Geometry-Aware Discretization Error of Diffusion Models

TL;DR

This paper derives explicit formulas for discretization errors in diffusion models, revealing how data geometry and diffusion parameters influence sampling accuracy, and guiding more effective parameter choices.

Contribution

It introduces geometry-aware discretization error formulas for diffusion models, enabling better parameter optimization based on data geometry and diffusion dynamics.

Findings

Discretization error formulas depend on data covariance spectrum.

Error adapts to data geometry and diffusion parameters.
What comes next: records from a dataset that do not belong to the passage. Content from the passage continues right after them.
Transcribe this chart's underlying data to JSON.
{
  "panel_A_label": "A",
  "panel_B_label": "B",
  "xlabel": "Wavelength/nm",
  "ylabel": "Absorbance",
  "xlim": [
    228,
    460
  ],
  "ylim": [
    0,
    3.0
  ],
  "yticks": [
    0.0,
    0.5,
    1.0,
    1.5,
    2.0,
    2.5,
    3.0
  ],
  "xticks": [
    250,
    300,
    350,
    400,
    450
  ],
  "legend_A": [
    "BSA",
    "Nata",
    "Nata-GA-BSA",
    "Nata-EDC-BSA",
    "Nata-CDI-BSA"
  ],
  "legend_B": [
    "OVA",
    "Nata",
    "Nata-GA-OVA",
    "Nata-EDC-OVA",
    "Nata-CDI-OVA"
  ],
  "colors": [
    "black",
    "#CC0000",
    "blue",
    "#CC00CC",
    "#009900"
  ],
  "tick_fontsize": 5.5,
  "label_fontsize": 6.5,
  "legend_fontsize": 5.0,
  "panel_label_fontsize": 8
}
Formulas are robust across different datasets and sampling tasks.

Abstract

Practical diffusion sampling is a numerical approximation problem: under a fixed inference budget, one must simulate a reverse-time ODE or SDE using only a limited number of denoising steps, so discretization error is often the dominant source of error. Existing non-asymptotic analyses provide convergence guarantees, but are typically too loose and too insensitive to diffusion parameters to guide practical design: broad families of schedules receive the same rates, which depend on coarse worst-case quantities such as the dimension or the drift Lipschitz constant. We take a less ambitious but more informative route. In the exact-score setting, we derive first-order asymptotic expansions of the Euler-Maruyama weak and Fr\'echet discretization errors. These formulas hold for general smooth reverse diffusions and become fully explicit under Gaussian data. They show how discretization error adapts to the geometry of the data through the covariance spectrum, and how this geometry interacts with key diffusion parameters, including the diffusion schedules and the diffusion-term coefficient. This yields tractable objectives for geometry-aware parameter optimization. Finally, we show that the qualitative predictions of the Gaussian formulas remain robust across diffusion sampling problems with different geometries, including image generation on different datasets and image posterior sampling.